Gooey shit to squeeze in your hands. Probably the most primitive form of toy ever. Play Doh is the champ, as long as you keep it in the jar so it stays soft. Also tastes delicious. Gak was pretty legit too. I remember being excited about that shit. And I guess Silly Putty was the veteran of the bunch. Still have no fucking clue how you can press it against the newspaper and it copies it. Thats more magic than the Hot Wheels changing colors.

Creepy Crawlers

Well, here’s a good idea – Lets give 8-12 year olds firing kilns so they can cook gooey insects. This had to be the most dangerous thing ever. Girls had Easy Bake Ovens that cooked shitty cupcakes – boys had Creepy Crawlers that made burnt insects. How many houses in America burned down because some 8 year old with the attention span of a fruit fly put these things in to cook and forgot about it? I cant tell you how many of those plates I ruined because the goo got permanently cooked in there after i left them burning for 45 minutes. By the way, the best gooey toy ever is the stick hand, commonly found in those 50 cent vending machines.

Talk Boy

It never really worked as good as you wanted it to. There wasn’t much use for it other than acting out the scenes from Home Alone. But goddamit Kevin McCallister had one and so I wanted one too.
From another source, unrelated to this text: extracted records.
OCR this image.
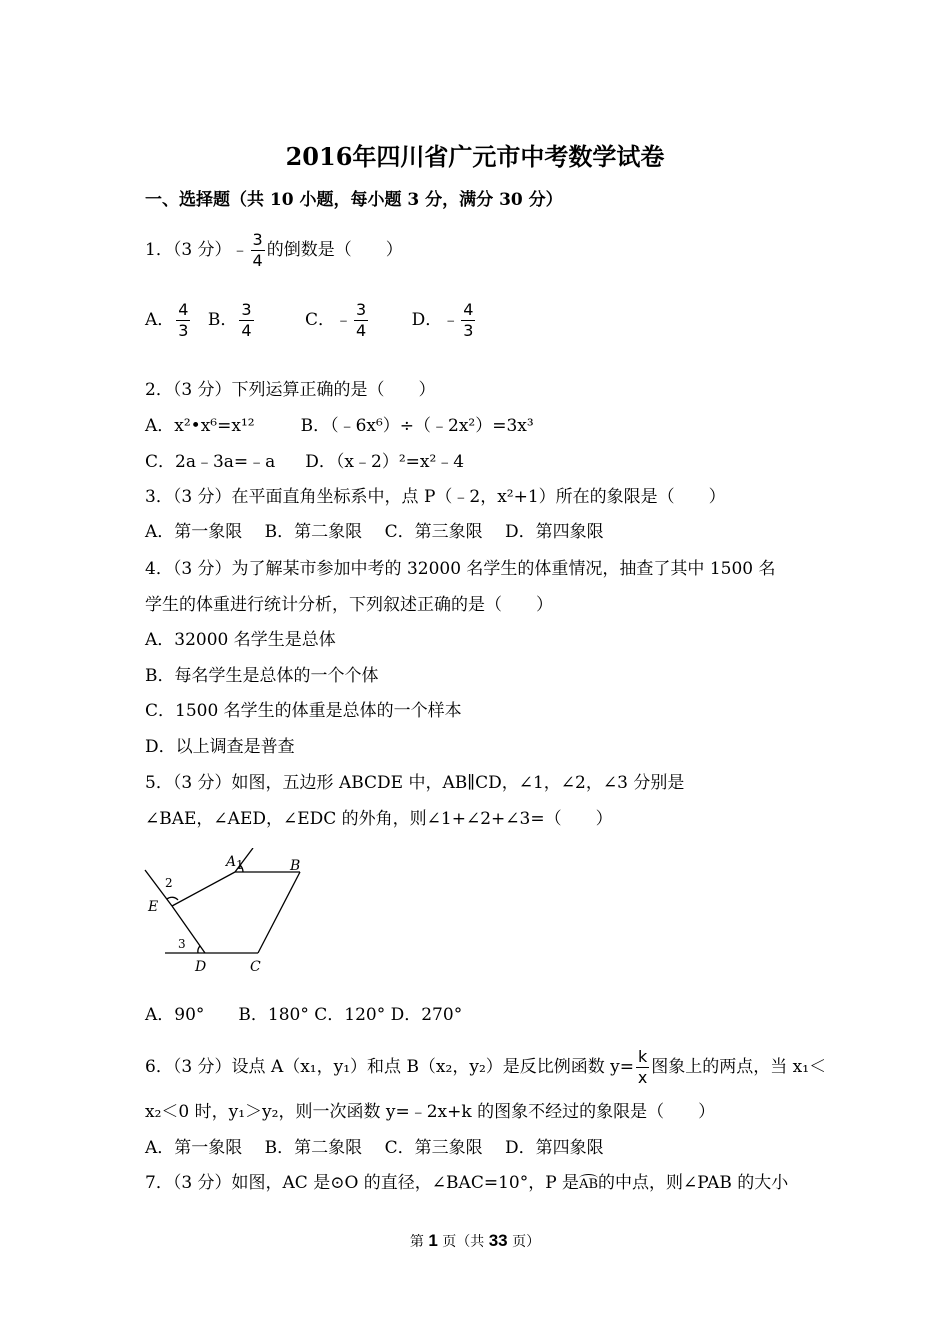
2016年四川省广元市中考数学试卷
一、选择题（共 10 小题，每小题 3 分，满分 30 分）
1．（3 分）﹣ $\frac{3}{4}$ 的倒数是（　　）
A． $\frac{4}{3}$ B． $\frac{3}{4}$	C．﹣ $\frac{3}{4}$	D．﹣ $\frac{4}{3}$
2．（3 分）下列运算正确的是（　　）
A．x²•x⁶=x¹²	B．（﹣6x⁶）÷（﹣2x²）=3x³
C．2a﹣3a=﹣a D．（x﹣2）²=x²﹣4
3．（3 分）在平面直角坐标系中，点 P（﹣2，x²+1）所在的象限是（　　）
A．第一象限　 B．第二象限　 C．第三象限　 D．第四象限
4．（3 分）为了解某市参加中考的 32000 名学生的体重情况，抽查了其中 1500 名
学生的体重进行统计分析，下列叙述正确的是（　　）
A．32000 名学生是总体
B．每名学生是总体的一个个体
C．1500 名学生的体重是总体的一个样本
D．以上调查是普查
5．（3 分）如图，五边形 ABCDE 中，AB∥CD，∠1，∠2，∠3 分别是
∠BAE，∠AED，∠EDC 的外角，则∠1+∠2+∠3=（　　）
A	B
C
D
E
1
2
3
A．90°　　B．180° C．120° D．270°
6．（3 分）设点 A（x₁，y₁）和点 B（x₂，y₂）是反比例函数 $y= \frac{k}{x}$ 图象上的两点，当 x₁＜
x₂＜0 时，y₁＞y₂，则一次函数 y=﹣2x+k 的图象不经过的象限是（　　）
A．第一象限　 B．第二象限　 C．第三象限　 D．第四象限
7．（3 分）如图，AC 是⊙O 的直径，∠BAC=10°，P 是AB的中点，则∠PAB 的大小
第 1 页（共 33 页）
PS – I realize a lot of people are gonna say Legos should be on the list. They probably should be, I just wasn’t much of a Legos guy. Some people would take the time to build like the Nina, The Pinta and the Santa Maria and I was the kid who just stacked rectangles upon rectangles and made a “tower.” Only thing worse than Legos were Erector Sets. You had to be a goddam mechanical engineer to work that shit.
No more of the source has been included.